So I’m Shooting. Gotta Get My Ish Together.
So I’m finally shooting something. I got the greenlight. Now the only one that can screw up stuff is me. Dope.
I’m going in 5 weeks. So why am I blogging? ‘Cause I don’t feel like making phone calls right now. This 40hr work week has me feeling like somebody’s grandpa. Having done straight for about 2 months, now, I see why most people just come home, eat a sandwich, make babies (if they’re lucky) and go to sleep. This stuff is stressful and taxing. But that’s why I left MD–to attempt to go the distance.
The holidays have approached and it doesn’t feel like Christmas at all–probably because I’m away from family for the first time, spending my days in a red t-shirt, hocking technology of various kinds to people.

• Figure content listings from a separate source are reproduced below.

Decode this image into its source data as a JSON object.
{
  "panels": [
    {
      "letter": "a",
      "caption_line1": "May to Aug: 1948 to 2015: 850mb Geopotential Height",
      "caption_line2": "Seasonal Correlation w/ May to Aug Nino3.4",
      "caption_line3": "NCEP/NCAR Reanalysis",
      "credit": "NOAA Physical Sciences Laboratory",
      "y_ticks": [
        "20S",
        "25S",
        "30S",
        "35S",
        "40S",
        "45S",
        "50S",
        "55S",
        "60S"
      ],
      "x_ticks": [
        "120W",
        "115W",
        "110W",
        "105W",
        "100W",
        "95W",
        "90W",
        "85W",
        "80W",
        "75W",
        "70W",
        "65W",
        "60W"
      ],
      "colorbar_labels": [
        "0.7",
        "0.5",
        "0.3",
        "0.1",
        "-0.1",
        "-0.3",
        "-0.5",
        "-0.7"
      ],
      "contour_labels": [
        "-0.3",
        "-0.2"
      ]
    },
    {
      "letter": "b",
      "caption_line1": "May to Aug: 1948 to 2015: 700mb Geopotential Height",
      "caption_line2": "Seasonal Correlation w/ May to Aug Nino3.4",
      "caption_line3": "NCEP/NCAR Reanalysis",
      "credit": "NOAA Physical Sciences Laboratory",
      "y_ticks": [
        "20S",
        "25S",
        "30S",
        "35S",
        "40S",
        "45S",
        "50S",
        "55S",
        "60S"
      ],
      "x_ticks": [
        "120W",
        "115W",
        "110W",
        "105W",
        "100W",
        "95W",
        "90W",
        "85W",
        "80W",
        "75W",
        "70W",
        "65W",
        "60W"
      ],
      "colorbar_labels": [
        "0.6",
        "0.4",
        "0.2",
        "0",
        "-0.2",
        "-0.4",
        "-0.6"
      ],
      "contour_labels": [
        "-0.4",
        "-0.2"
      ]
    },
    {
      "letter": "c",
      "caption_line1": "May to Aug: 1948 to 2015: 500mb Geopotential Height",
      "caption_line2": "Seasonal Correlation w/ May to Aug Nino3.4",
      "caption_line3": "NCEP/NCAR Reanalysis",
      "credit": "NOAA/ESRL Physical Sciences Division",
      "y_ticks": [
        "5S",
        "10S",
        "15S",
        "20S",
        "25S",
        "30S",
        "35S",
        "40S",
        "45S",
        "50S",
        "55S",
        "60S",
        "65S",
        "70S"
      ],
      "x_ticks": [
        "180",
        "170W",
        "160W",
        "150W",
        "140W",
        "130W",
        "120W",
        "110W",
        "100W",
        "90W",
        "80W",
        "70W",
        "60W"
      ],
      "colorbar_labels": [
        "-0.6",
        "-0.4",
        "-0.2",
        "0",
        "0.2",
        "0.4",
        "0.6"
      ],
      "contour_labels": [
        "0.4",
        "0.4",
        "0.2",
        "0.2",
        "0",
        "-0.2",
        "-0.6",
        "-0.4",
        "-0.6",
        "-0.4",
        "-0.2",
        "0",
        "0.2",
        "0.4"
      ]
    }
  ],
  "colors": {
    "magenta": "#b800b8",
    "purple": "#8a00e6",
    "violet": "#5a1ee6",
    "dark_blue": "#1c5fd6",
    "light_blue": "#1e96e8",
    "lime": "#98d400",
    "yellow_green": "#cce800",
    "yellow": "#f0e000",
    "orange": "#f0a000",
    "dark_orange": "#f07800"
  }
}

Cell phone cases that are nearly all the same in some form or fashion. Car stereo adapters. I answer questions for self-important, often lazy people. Good people, too. Inquisitive people. Bothersome people. People that get their kicks by displaying their technological-savvy to people that don’t care to be impressed by their knowledge. Pushy people. Germy people. European people that don’t speak English well, lean into your face too closely to ask you a question, then lean closer when you back away. Questions I’ve answered over and over and over and over again for hours on end. Walking around a store for hours on end trying to “position” things to people, many of whom aren’t even there to buy anything I might be considering selling them. Smiling. Fist-bumping. Feeling like a bother. Not wanting to be bothered. But it’s work. It’s teaching me patience, it’s teaching me how to sell stuff and it’s way way better than being unemployed, I think.

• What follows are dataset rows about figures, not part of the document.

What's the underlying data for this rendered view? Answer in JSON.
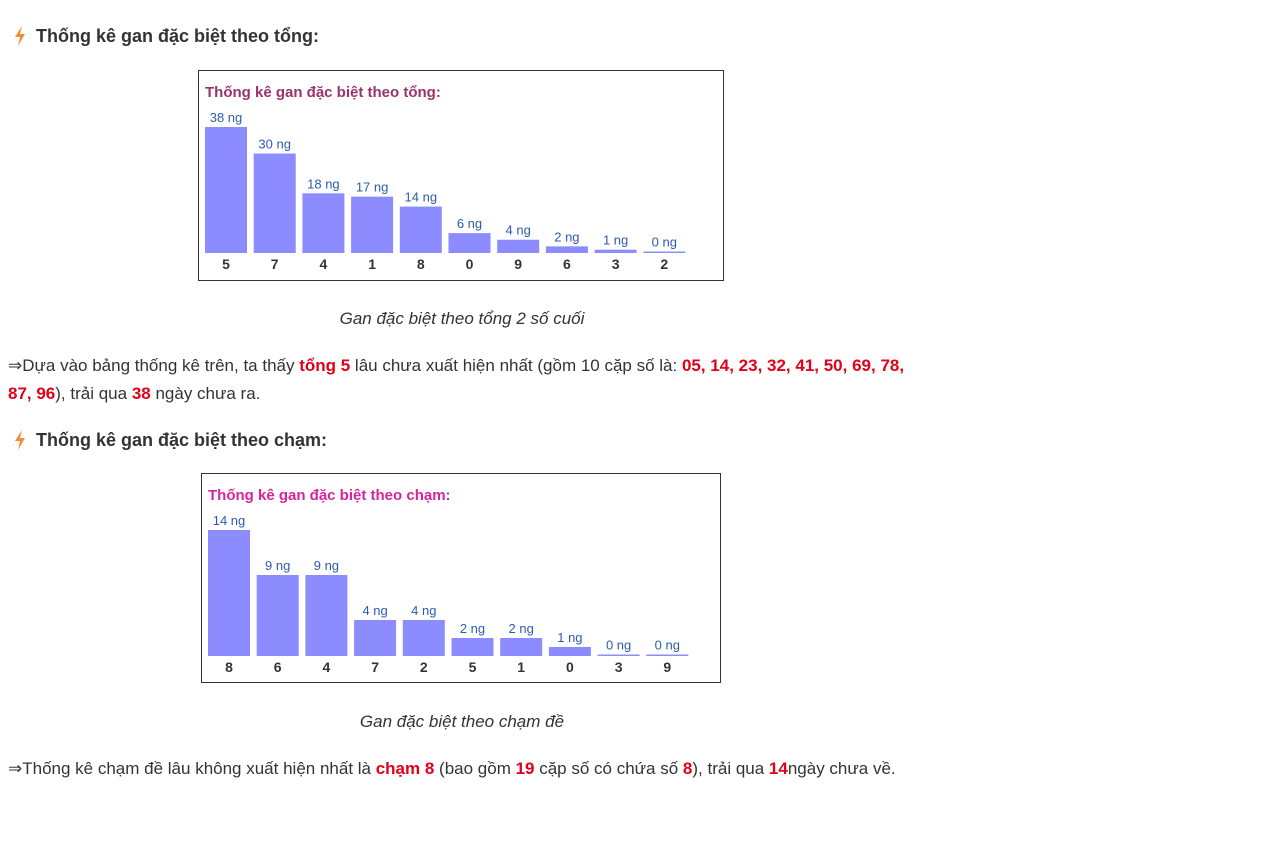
{
  "section1": {
    "heading": "Thống kê gan đặc biệt theo tổng:",
    "caption": "Gan đặc biệt theo tổng 2 số cuối",
    "conclusion": {
      "arrow": "⇒",
      "t1": "Dựa vào bảng thống kê trên, ta thấy ",
      "hl1": "tổng 5",
      "t2": " lâu chưa xuất hiện nhất (gồm 10 cặp số là: ",
      "hl2": "05, 14, 23, 32, 41, 50, 69, 78, 87, 96",
      "t3": "), trải qua ",
      "hl3": "38",
      "t4": " ngày chưa ra."
    }
  },
  "section2": {
    "heading": "Thống kê gan đặc biệt theo chạm:",
    "caption": "Gan đặc biệt theo chạm đề",
    "conclusion": {
      "arrow": "⇒",
      "t1": "Thống kê chạm đề lâu không xuất hiện nhất là ",
      "hl1": "chạm 8",
      "t2": " (bao gồm ",
      "hl2": "19",
      "t3": " cặp số có chứa số ",
      "hl3": "8",
      "t4": "), trải qua ",
      "hl4": "14",
      "t5": "ngày chưa về."
    }
  },
  "colors": {
    "bar": "#8c8cff",
    "title_tong": "#99336e",
    "title_cham": "#d6249f",
    "value_label": "#2a5db0",
    "highlight": "#e2001a"
  },
  "icons": {
    "heading": "lightning-bolt-icon"
  },
  "chart_data": [
    {
      "type": "bar",
      "title": "Thống kê gan đặc biệt theo tổng:",
      "categories": [
        "5",
        "7",
        "4",
        "1",
        "8",
        "0",
        "9",
        "6",
        "3",
        "2"
      ],
      "values": [
        38,
        30,
        18,
        17,
        14,
        6,
        4,
        2,
        1,
        0
      ],
      "value_labels": [
        "38 ng",
        "30 ng",
        "18 ng",
        "17 ng",
        "14 ng",
        "6 ng",
        "4 ng",
        "2 ng",
        "1 ng",
        "0 ng"
      ],
      "ylim": [
        0,
        38
      ]
    },
    {
      "type": "bar",
      "title": "Thống kê gan đặc biệt theo chạm:",
      "categories": [
        "8",
        "6",
        "4",
        "7",
        "2",
        "5",
        "1",
        "0",
        "3",
        "9"
      ],
      "values": [
        14,
        9,
        9,
        4,
        4,
        2,
        2,
        1,
        0,
        0
      ],
      "value_labels": [
        "14 ng",
        "9 ng",
        "9 ng",
        "4 ng",
        "4 ng",
        "2 ng",
        "2 ng",
        "1 ng",
        "0 ng",
        "0 ng"
      ],
      "ylim": [
        0,
        14
      ]
    }
  ]
}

5 days a week. 11 hours a day, I am a slave. Then, I come home and must pre-produce. Cook. Clean. Launder. I try to get my shit together. This is what life is like. Time is the greatest asset that I have and the only thing that I can use to make any moves with. I need to move.
I need to–
– Lock my locations
– Lock this bloody script – which I feel good about even though it needs some work
– Lock the “heads” of each section of my crew
– Call around about getting free food w/ my nonprofit status (through my fiscal sponsor)
—
Fortunately, I have actors. Talented actors. I think we’ll collaborate greatly.
I need crewmembers. When you’re out of school, crew costs. It’s not like at film school, where everyone is helping each other out in an effort to gain favors. People need to get paid for the time and rightly so. But do I have the bread? Not sure. Hopefully people will still lend a hand. I’ll at least have good sandwiches.
So much to do. 5 weeks will sneak up on you, too. I gotta get going but all I wanna do is sleep.
Just another BK Filmmaker? Poor title choice. How about THE Brooklyn Filmmaker.
i feel like that’s way too pretentious. and a little misleading.